Now we are lagging behind our neighbours in Asean who were at one time playing second fiddle to us.
Well, it’s still not too late now. We can reverse the current situation by recruiting dedicated lecturers, perhaps even foreign academics, and also set stricter entry requirements.
Su Bee Hong: Since I left school in 1975, the quality of education in government schools has gone from bad to worse. Many of the Form 5 students can't even speak proper English now.
Stephen Lo: Sometimes I wonder what our elected representatives are talking about. We didn't elect them to talk nonsense, did we?
Lee Kwok Yat: I wonder why parents still fork out large portions of their savings to finance their children's education in local private universities.
Our students consider studying in China, where tuition fees are heavily subsidised by the government of China and the quality of tertiary education is on par with many western universities.
Tan S Aun: Not Oxford but soon Ox-Ford standard?
Cai KL: I remember my mother seeking treatment at a government hospital. One of the doctors (perhaps a houseman) only managed to locate the correct vein only on the fifth attempt to get my mother’s blood sample!
Product of a would-be world class university?
Geetha Pillai: I graduated from the University of Hard Knocks which I guess is much better than our so-called universities.
Er Liang Chye: It's good to dream; finally we have to wake up to the truth. Our education system really sucks! Even our DPM, who's the Education Minister, finally thinks so.

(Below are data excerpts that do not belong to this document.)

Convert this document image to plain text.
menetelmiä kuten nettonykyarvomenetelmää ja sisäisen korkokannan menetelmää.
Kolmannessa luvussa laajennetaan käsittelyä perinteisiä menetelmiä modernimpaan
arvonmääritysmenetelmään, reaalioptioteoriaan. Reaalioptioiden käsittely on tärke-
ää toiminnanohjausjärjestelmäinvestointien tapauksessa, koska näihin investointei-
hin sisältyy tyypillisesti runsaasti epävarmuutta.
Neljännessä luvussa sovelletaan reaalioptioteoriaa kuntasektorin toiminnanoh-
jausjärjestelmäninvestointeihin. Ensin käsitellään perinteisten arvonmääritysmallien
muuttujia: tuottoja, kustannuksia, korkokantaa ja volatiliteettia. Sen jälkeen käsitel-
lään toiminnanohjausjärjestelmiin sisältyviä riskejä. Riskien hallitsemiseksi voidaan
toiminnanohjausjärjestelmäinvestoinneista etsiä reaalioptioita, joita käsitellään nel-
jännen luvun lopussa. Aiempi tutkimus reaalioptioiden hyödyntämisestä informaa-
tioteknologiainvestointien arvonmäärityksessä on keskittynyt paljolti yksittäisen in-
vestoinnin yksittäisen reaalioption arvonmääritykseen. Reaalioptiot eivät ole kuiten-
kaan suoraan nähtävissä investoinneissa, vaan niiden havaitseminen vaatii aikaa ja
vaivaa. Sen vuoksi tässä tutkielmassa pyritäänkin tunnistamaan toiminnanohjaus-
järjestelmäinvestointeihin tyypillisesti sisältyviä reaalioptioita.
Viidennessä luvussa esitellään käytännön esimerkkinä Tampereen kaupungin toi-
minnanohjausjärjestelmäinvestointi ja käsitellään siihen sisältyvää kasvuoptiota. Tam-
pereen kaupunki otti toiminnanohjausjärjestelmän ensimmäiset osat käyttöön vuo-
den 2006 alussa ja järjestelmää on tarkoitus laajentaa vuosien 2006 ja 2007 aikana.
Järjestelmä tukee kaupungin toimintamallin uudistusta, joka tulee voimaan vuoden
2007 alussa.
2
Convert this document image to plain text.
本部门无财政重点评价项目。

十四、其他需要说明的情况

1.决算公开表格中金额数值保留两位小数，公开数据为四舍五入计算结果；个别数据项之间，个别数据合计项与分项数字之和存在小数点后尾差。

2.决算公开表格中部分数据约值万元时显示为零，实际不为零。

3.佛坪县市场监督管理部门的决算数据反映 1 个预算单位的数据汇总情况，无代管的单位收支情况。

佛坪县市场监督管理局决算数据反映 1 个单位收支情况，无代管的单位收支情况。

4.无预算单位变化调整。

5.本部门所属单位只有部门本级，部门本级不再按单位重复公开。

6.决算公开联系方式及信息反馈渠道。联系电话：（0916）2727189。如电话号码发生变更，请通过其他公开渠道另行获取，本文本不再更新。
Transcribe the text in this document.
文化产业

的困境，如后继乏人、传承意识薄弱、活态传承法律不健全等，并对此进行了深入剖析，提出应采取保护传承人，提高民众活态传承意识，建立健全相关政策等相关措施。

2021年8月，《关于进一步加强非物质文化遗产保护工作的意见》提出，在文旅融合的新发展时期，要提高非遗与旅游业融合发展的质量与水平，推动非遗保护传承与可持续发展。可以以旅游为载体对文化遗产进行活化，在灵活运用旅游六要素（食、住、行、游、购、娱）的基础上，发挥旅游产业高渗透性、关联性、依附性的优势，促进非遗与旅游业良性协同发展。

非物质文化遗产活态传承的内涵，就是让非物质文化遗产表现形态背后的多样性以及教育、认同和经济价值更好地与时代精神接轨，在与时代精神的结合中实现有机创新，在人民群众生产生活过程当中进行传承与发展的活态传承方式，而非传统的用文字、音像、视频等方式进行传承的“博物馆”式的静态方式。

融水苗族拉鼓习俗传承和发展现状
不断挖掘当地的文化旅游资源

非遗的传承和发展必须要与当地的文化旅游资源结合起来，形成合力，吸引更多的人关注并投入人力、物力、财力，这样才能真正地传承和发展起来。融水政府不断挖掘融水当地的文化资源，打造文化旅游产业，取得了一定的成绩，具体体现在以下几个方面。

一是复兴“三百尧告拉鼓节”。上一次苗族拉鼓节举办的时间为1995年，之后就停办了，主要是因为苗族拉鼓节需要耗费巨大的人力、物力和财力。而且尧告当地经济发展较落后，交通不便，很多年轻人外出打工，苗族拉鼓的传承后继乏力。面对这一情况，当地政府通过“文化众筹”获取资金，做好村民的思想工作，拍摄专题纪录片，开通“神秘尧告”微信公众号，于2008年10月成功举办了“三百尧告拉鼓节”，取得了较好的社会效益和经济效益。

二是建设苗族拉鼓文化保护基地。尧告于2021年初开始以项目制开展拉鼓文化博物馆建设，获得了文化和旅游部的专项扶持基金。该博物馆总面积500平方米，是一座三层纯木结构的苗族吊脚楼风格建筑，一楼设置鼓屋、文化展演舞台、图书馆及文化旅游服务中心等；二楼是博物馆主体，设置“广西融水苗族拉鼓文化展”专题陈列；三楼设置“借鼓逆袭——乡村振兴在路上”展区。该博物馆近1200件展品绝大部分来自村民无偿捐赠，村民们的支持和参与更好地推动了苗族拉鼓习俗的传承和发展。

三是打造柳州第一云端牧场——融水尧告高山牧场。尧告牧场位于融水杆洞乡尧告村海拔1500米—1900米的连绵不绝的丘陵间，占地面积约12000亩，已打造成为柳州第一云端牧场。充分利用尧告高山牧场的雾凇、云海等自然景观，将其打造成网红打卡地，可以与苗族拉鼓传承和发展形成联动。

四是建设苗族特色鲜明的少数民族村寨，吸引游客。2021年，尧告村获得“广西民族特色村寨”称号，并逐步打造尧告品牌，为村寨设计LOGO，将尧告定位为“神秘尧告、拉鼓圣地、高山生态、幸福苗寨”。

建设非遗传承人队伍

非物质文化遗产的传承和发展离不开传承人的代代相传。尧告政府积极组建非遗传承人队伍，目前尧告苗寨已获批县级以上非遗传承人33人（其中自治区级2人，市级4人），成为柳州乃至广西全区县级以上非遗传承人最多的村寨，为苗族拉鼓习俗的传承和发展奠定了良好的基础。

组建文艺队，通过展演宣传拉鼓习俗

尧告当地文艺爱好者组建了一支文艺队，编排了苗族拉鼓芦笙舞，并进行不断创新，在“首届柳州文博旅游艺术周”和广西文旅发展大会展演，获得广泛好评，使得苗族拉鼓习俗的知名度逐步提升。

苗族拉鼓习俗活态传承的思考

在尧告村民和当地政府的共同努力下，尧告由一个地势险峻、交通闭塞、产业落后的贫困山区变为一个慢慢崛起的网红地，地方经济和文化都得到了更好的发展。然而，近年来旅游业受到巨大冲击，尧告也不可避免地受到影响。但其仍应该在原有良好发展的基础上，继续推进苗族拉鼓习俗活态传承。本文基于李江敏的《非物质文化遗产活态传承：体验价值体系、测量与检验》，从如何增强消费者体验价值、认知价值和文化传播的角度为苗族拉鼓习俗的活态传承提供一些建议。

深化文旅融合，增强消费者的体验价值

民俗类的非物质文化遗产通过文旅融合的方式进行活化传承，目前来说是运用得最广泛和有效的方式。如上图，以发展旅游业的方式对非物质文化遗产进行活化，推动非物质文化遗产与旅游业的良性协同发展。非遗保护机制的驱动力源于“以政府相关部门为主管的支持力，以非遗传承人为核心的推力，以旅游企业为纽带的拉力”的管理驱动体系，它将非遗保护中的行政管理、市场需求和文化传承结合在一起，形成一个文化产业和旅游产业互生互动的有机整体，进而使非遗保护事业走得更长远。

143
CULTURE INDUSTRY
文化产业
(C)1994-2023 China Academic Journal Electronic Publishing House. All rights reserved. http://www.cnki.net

Foo Koon Sang: Some of our universities can surely rank No. 1 – from the bottom up.
Fong Gillian: Wake me up...I'm dreaming, dreaming an impossible dream!
Catherine Lee: I also went to the University of Hard Knocks...none the worse than the wannabes in self-denial mode.
Malaysian Citizen: Aiya Mariam, don't like that la, why you always embarrass our ministers and leaders one?
They syiok syiok feel so great every time they manage to cook up such wonderful world class declarations.
Yet you must go 'ching-pou' (reveal) their story and drop their water face!
Amat memalukan you know or not?
Nikki: Talk is cheap. Not even one is in the top 200 universities in the world and all of a sudden comparable to top three. I think when Idris said ‘soon’ he might have meant light years away!
These comments are in response to the article, "Watch out Oxford, our Pondok University will outperform you" published on April 23.